・高頻度マイクロサテライト不安定性(MSI-High)もしくはミスマッチ修復機構欠損(dMMR)のある
切除不能/ハイリスクの切除可能固形がん患者が対象の第2相試験
・ネオアジュバント療法としてのキイトルーダ単剤療法の有効性・安全性を検証
・客観的奏効率は75%を示し、15人の患者で手術が施行され、
病理学的完全寛解率(pCR)を示した患者は10人であった
2021年9月16日~21日に開催された欧州臨床腫瘍学会議(ESMO 2021)のバーチャルミーティングにて高頻度マイクロサテライト不安定性(MSI-High)もしくはミスマッチ修復機構欠損(dMMR)のある切除不能/ハイリスクの切除可能固形がん患者に対するネオアジュバント療法としての抗PD-1抗体薬であるキイトルーダ(一般名:ペムブロリズマブ、以下キイトルーダ)単剤療法の有効性、安全性を検証した第2相試験の結果がMD Anderson Cancer Center in HoustonのKaysia Ludford氏らにより公表された。

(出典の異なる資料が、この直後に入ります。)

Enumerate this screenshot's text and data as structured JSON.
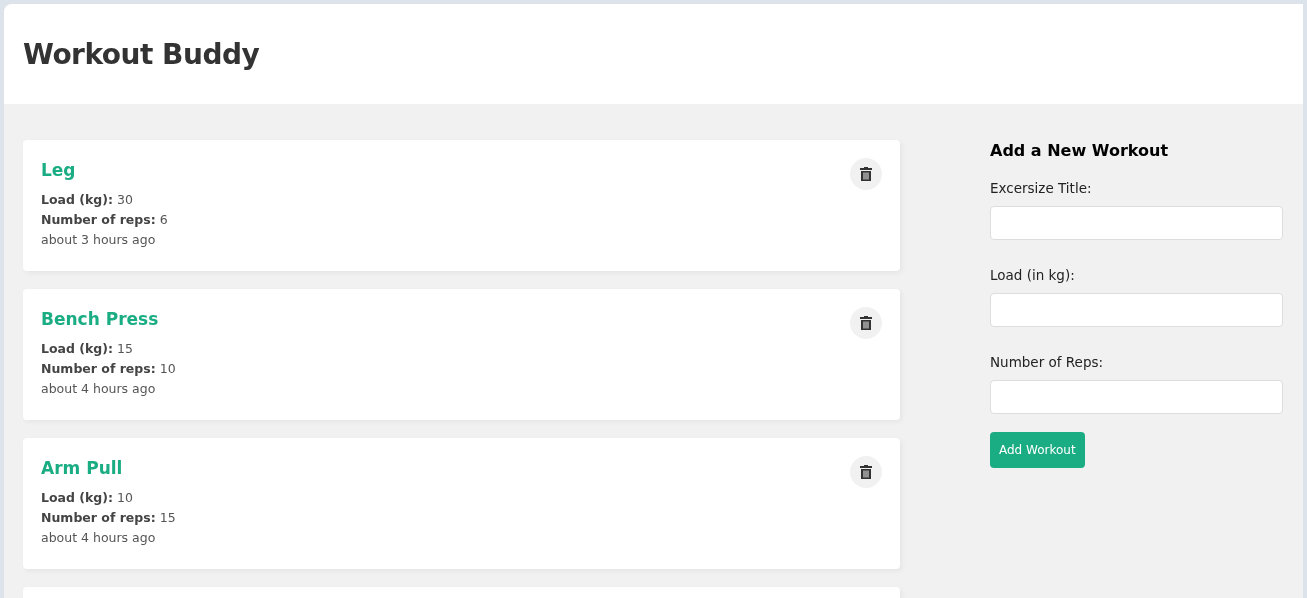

本試験は、高頻度マイクロサテライト不安定性(MSI-High)もしくはミスマッチ修復機構欠損(dMMR)のある切除不能/ハイリスクの切除可能固形がん患者(N=35人)に対してネオアジュバント療法として3週を1サイクルとしてキイトルーダ200mg単剤療法を8サイクル投与し、主要評価項目として病理学的完全寛解率(pCR)、安全性、副次評価項目として客観的奏効率(ORR)などを検証した第2相試験である。
本試験に組み入れられた患者の固形がんの種類は大腸がん27人、子宮内膜がん、胃がん、髄膜腫、十二指腸がん、乳頭がん、膵臓がんそれぞれ1人。以上の背景を有する患者に対する本試験の結果は下記の通りである。
評価可能であった32人の患者における副次評価項目である客観的奏効率(ORR)は75%を示し、その内訳は完全寛解率(CR)が25%、部分奏効率(PR)が50%、病勢安定率(SD)が22%、病勢進行(PD)が3%を示した。また、15人の患者で手術が施行され、病理学的完全寛解率(pCR)を示した患者は10人確認されている。一方の安全性として、グレード3~4の治療関連有害事象(TRAE)は9%(N=3人)の患者で確認された。
以上の第2相試験の結果よりKaysia Ludford氏らは「高頻度マイクロサテライト不安定性(MSI-High)もしくはミスマッチ修復機構欠損(dMMR)のある切除不能/ハイリスクの切除可能固形がん患者に対するネオアジュバント療法としての抗PD-1抗体薬キイトルーダ単剤療法は忍容性が良好であり、期待のできる奏効率(RR)を示しました。高頻度マイクロサテライト不安定性(MSI-High)もしくはミスマッチ修復機構欠損(dMMR)のある切除不能/ハイリスクの切除可能固形がん患者の手術以外の管理をさらに検討すべきだろう」と述べている。